Band names can be found alphabetically on the site. The tables they are
presented in are loaded via AJAX requests that return data in JSON format.
The script MA_scraper.py
retrieves the alphabetical list of band names
along with the other information in the table (Country, Genre, & Status).
-
The maximum number of band names returned is 500, it can be set by
iDisplayLength
. -
The starting point in the alphabetical list for a given letter is set by
iDisplayStart
. -
Every JSON response contains a field
sEcho
, which if left blank in the URL request will result in invalid JSON being returned, sosEcho
is set to 0 in order to avoid this.
The script collects the data in chunks of 500 bands at a time starting with bands whose names start with a number and then alphabetically.

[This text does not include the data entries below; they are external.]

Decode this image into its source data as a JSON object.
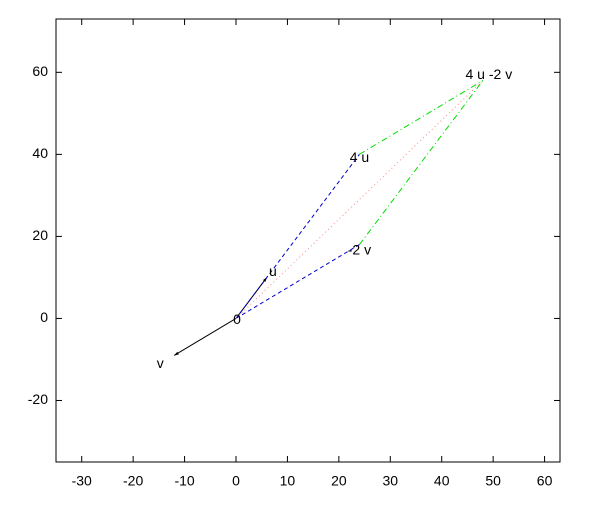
{
  "chart_data": {
    "type": "vector",
    "xlim": [
      -35,
      63
    ],
    "ylim": [
      -35,
      73
    ],
    "xticks": [
      -30,
      -20,
      -10,
      0,
      10,
      20,
      30,
      40,
      50,
      60
    ],
    "yticks": [
      -20,
      0,
      20,
      40,
      60
    ],
    "points": [
      {
        "label": "0",
        "x": 0,
        "y": 0
      },
      {
        "label": "u",
        "x": 6,
        "y": 10
      },
      {
        "label": "v",
        "x": -12,
        "y": -9
      },
      {
        "label": "4 u",
        "x": 24,
        "y": 40
      },
      {
        "label": "-2 v",
        "x": 24,
        "y": 18
      },
      {
        "label": "4 u -2 v",
        "x": 48,
        "y": 58
      }
    ],
    "segments": [
      {
        "from": [
          0,
          0
        ],
        "to": [
          6,
          10
        ],
        "color": "#000000",
        "style": "solid",
        "arrow": true
      },
      {
        "from": [
          0,
          0
        ],
        "to": [
          -12,
          -9
        ],
        "color": "#000000",
        "style": "solid",
        "arrow": true
      },
      {
        "from": [
          0,
          0
        ],
        "to": [
          24,
          40
        ],
        "color": "#0000cc",
        "style": "dashed",
        "arrow": false
      },
      {
        "from": [
          0,
          0
        ],
        "to": [
          24,
          18
        ],
        "color": "#0000cc",
        "style": "dashed",
        "arrow": false
      },
      {
        "from": [
          24,
          40
        ],
        "to": [
          48,
          58
        ],
        "color": "#00dd00",
        "style": "dashdot",
        "arrow": false
      },
      {
        "from": [
          24,
          18
        ],
        "to": [
          48,
          58
        ],
        "color": "#00dd00",
        "style": "dashdot",
        "arrow": false
      },
      {
        "from": [
          0,
          0
        ],
        "to": [
          48,
          58
        ],
        "color": "#ff8888",
        "style": "dotted",
        "arrow": false
      }
    ]
  }
}
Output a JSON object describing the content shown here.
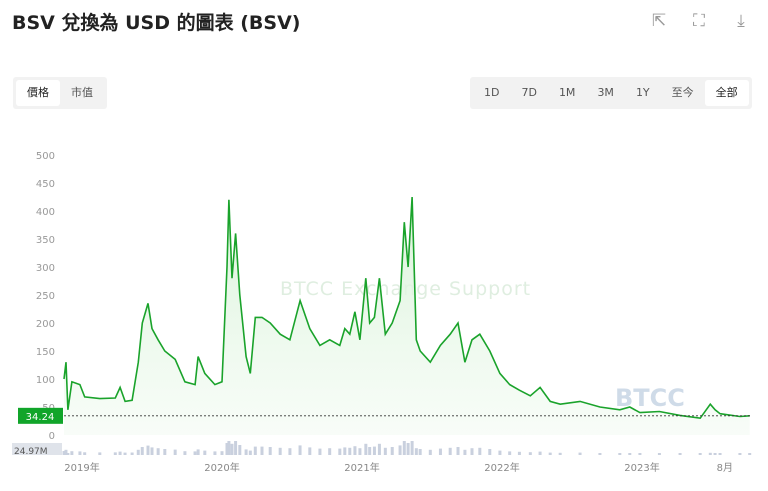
{
  "header": {
    "title": "BSV 兌換為 USD 的圖表 (BSV)",
    "icons": [
      "share-icon",
      "fullscreen-icon",
      "download-icon"
    ]
  },
  "metric_tabs": [
    {
      "label": "價格",
      "active": true
    },
    {
      "label": "市值",
      "active": false
    }
  ],
  "range_tabs": [
    {
      "label": "1D"
    },
    {
      "label": "7D"
    },
    {
      "label": "1M"
    },
    {
      "label": "3M"
    },
    {
      "label": "1Y"
    },
    {
      "label": "至今"
    },
    {
      "label": "全部",
      "active": true
    }
  ],
  "watermark": "BTCC Exchange Support",
  "logo_watermark": "BTCC",
  "colors": {
    "line": "#1aa32b",
    "current_label_bg": "#11a52a",
    "volume": "#c9d0de"
  },
  "chart_data": {
    "type": "area",
    "ylim": [
      0,
      500
    ],
    "yticks": [
      "0",
      "50",
      "100",
      "150",
      "200",
      "250",
      "300",
      "350",
      "400",
      "450",
      "500"
    ],
    "xticks": [
      {
        "label": "2019年",
        "date": "2019-01-01"
      },
      {
        "label": "2020年",
        "date": "2020-01-01"
      },
      {
        "label": "2021年",
        "date": "2021-01-01"
      },
      {
        "label": "2022年",
        "date": "2022-01-01"
      },
      {
        "label": "2023年",
        "date": "2023-01-01"
      },
      {
        "label": "8月",
        "date": "2023-08-04"
      }
    ],
    "current_price": "34.24",
    "volume_label": "24.97M",
    "points": [
      [
        "2018-11-15",
        100
      ],
      [
        "2018-11-20",
        130
      ],
      [
        "2018-11-25",
        45
      ],
      [
        "2018-12-05",
        95
      ],
      [
        "2018-12-26",
        90
      ],
      [
        "2019-01-08",
        68
      ],
      [
        "2019-02-17",
        65
      ],
      [
        "2019-03-27",
        66
      ],
      [
        "2019-04-09",
        85
      ],
      [
        "2019-04-22",
        60
      ],
      [
        "2019-05-10",
        62
      ],
      [
        "2019-05-26",
        130
      ],
      [
        "2019-06-06",
        200
      ],
      [
        "2019-06-21",
        235
      ],
      [
        "2019-07-01",
        190
      ],
      [
        "2019-07-17",
        170
      ],
      [
        "2019-08-04",
        150
      ],
      [
        "2019-08-31",
        135
      ],
      [
        "2019-09-26",
        95
      ],
      [
        "2019-10-22",
        90
      ],
      [
        "2019-10-30",
        140
      ],
      [
        "2019-11-17",
        110
      ],
      [
        "2019-12-13",
        90
      ],
      [
        "2020-01-01",
        95
      ],
      [
        "2020-01-14",
        300
      ],
      [
        "2020-01-19",
        420
      ],
      [
        "2020-01-27",
        280
      ],
      [
        "2020-02-06",
        360
      ],
      [
        "2020-02-17",
        250
      ],
      [
        "2020-03-03",
        140
      ],
      [
        "2020-03-14",
        110
      ],
      [
        "2020-03-27",
        210
      ],
      [
        "2020-04-14",
        210
      ],
      [
        "2020-05-05",
        200
      ],
      [
        "2020-05-31",
        180
      ],
      [
        "2020-06-26",
        170
      ],
      [
        "2020-07-22",
        240
      ],
      [
        "2020-08-17",
        190
      ],
      [
        "2020-09-13",
        160
      ],
      [
        "2020-10-08",
        170
      ],
      [
        "2020-11-04",
        160
      ],
      [
        "2020-11-17",
        190
      ],
      [
        "2020-11-30",
        180
      ],
      [
        "2020-12-13",
        220
      ],
      [
        "2020-12-26",
        170
      ],
      [
        "2021-01-11",
        280
      ],
      [
        "2021-01-21",
        200
      ],
      [
        "2021-02-03",
        210
      ],
      [
        "2021-02-16",
        280
      ],
      [
        "2021-03-01",
        180
      ],
      [
        "2021-03-19",
        200
      ],
      [
        "2021-04-09",
        240
      ],
      [
        "2021-04-20",
        380
      ],
      [
        "2021-04-30",
        300
      ],
      [
        "2021-05-10",
        425
      ],
      [
        "2021-05-21",
        170
      ],
      [
        "2021-05-31",
        150
      ],
      [
        "2021-06-27",
        130
      ],
      [
        "2021-07-23",
        160
      ],
      [
        "2021-08-18",
        180
      ],
      [
        "2021-09-08",
        200
      ],
      [
        "2021-09-26",
        130
      ],
      [
        "2021-10-14",
        170
      ],
      [
        "2021-11-04",
        180
      ],
      [
        "2021-11-30",
        150
      ],
      [
        "2021-12-26",
        110
      ],
      [
        "2022-01-21",
        90
      ],
      [
        "2022-02-16",
        80
      ],
      [
        "2022-03-14",
        70
      ],
      [
        "2022-04-09",
        85
      ],
      [
        "2022-05-05",
        60
      ],
      [
        "2022-05-31",
        55
      ],
      [
        "2022-07-22",
        60
      ],
      [
        "2022-09-13",
        50
      ],
      [
        "2022-11-04",
        45
      ],
      [
        "2022-11-30",
        50
      ],
      [
        "2022-12-26",
        40
      ],
      [
        "2023-02-16",
        42
      ],
      [
        "2023-04-09",
        35
      ],
      [
        "2023-05-31",
        30
      ],
      [
        "2023-06-27",
        55
      ],
      [
        "2023-07-09",
        45
      ],
      [
        "2023-07-22",
        38
      ],
      [
        "2023-09-13",
        33
      ],
      [
        "2023-10-08",
        34.24
      ]
    ]
  }
}
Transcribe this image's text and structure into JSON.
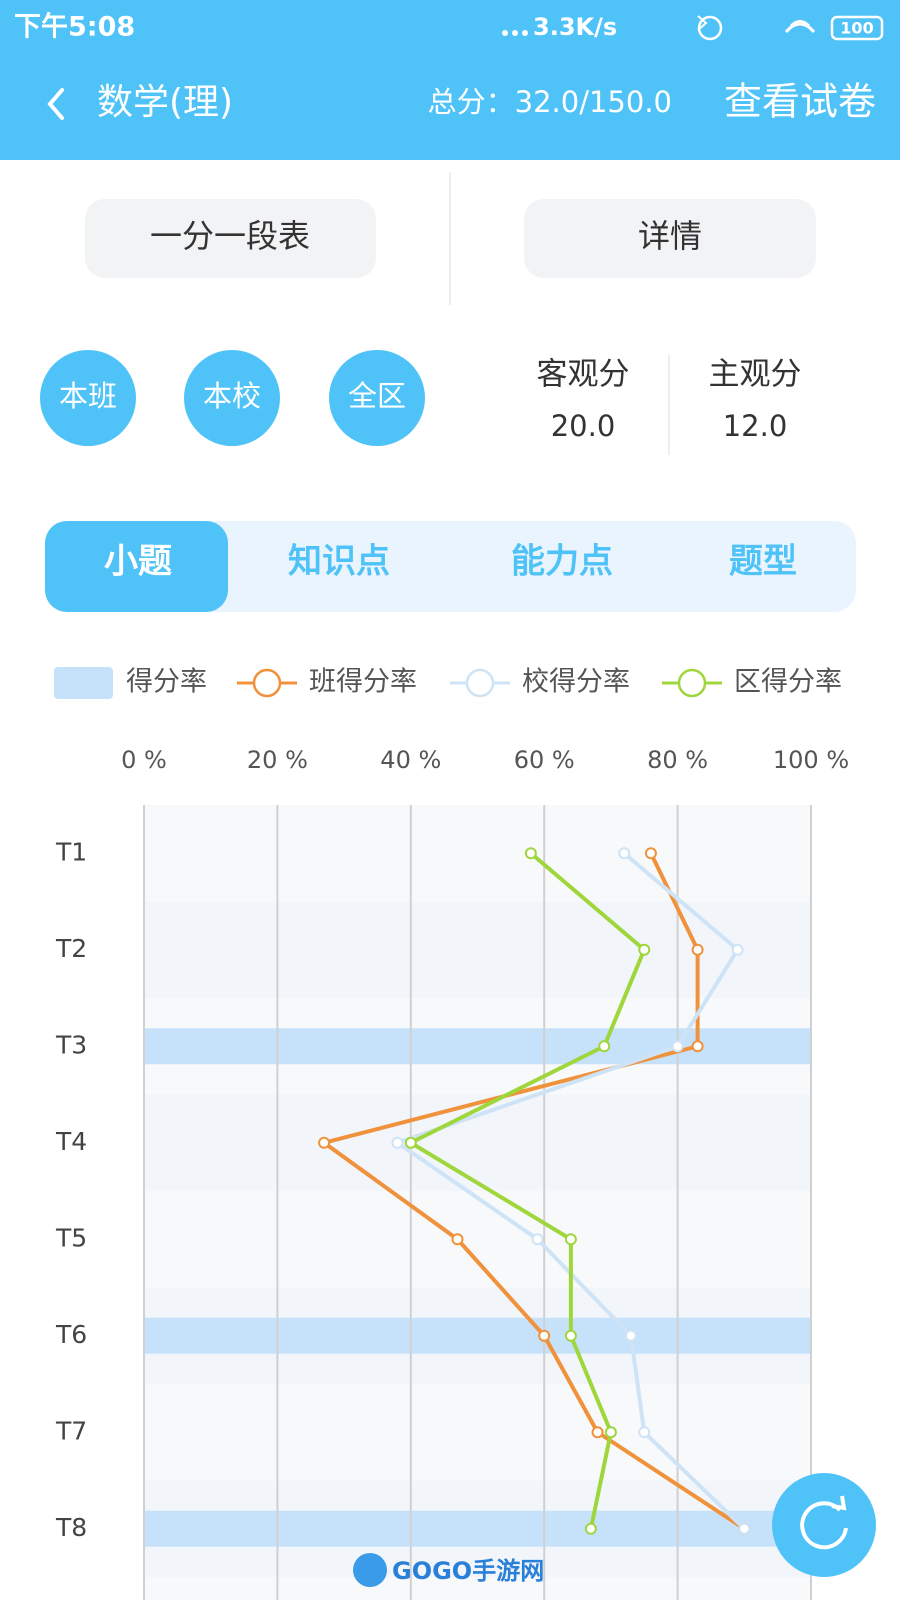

If the response does not contain valid JSON, the script will retry up to 10 times.
The collected information is then stored in a *.csv file with the following column headers and data types:
-
'NameLink'
: HTML snippet containing band name and link to corresponding band page on Metal Archives (HTML string) -
'Country'
: Country of origin (string) -
'Genre'
: Description of band genre (string, terms not standardized) -
'Status'
: HTML snippet describing band status (HTML string, active / split-up / changed name / on hold / unknown / disputed)
Total number of bands may vary as the site is regularly updated. Check their stats page for a current number.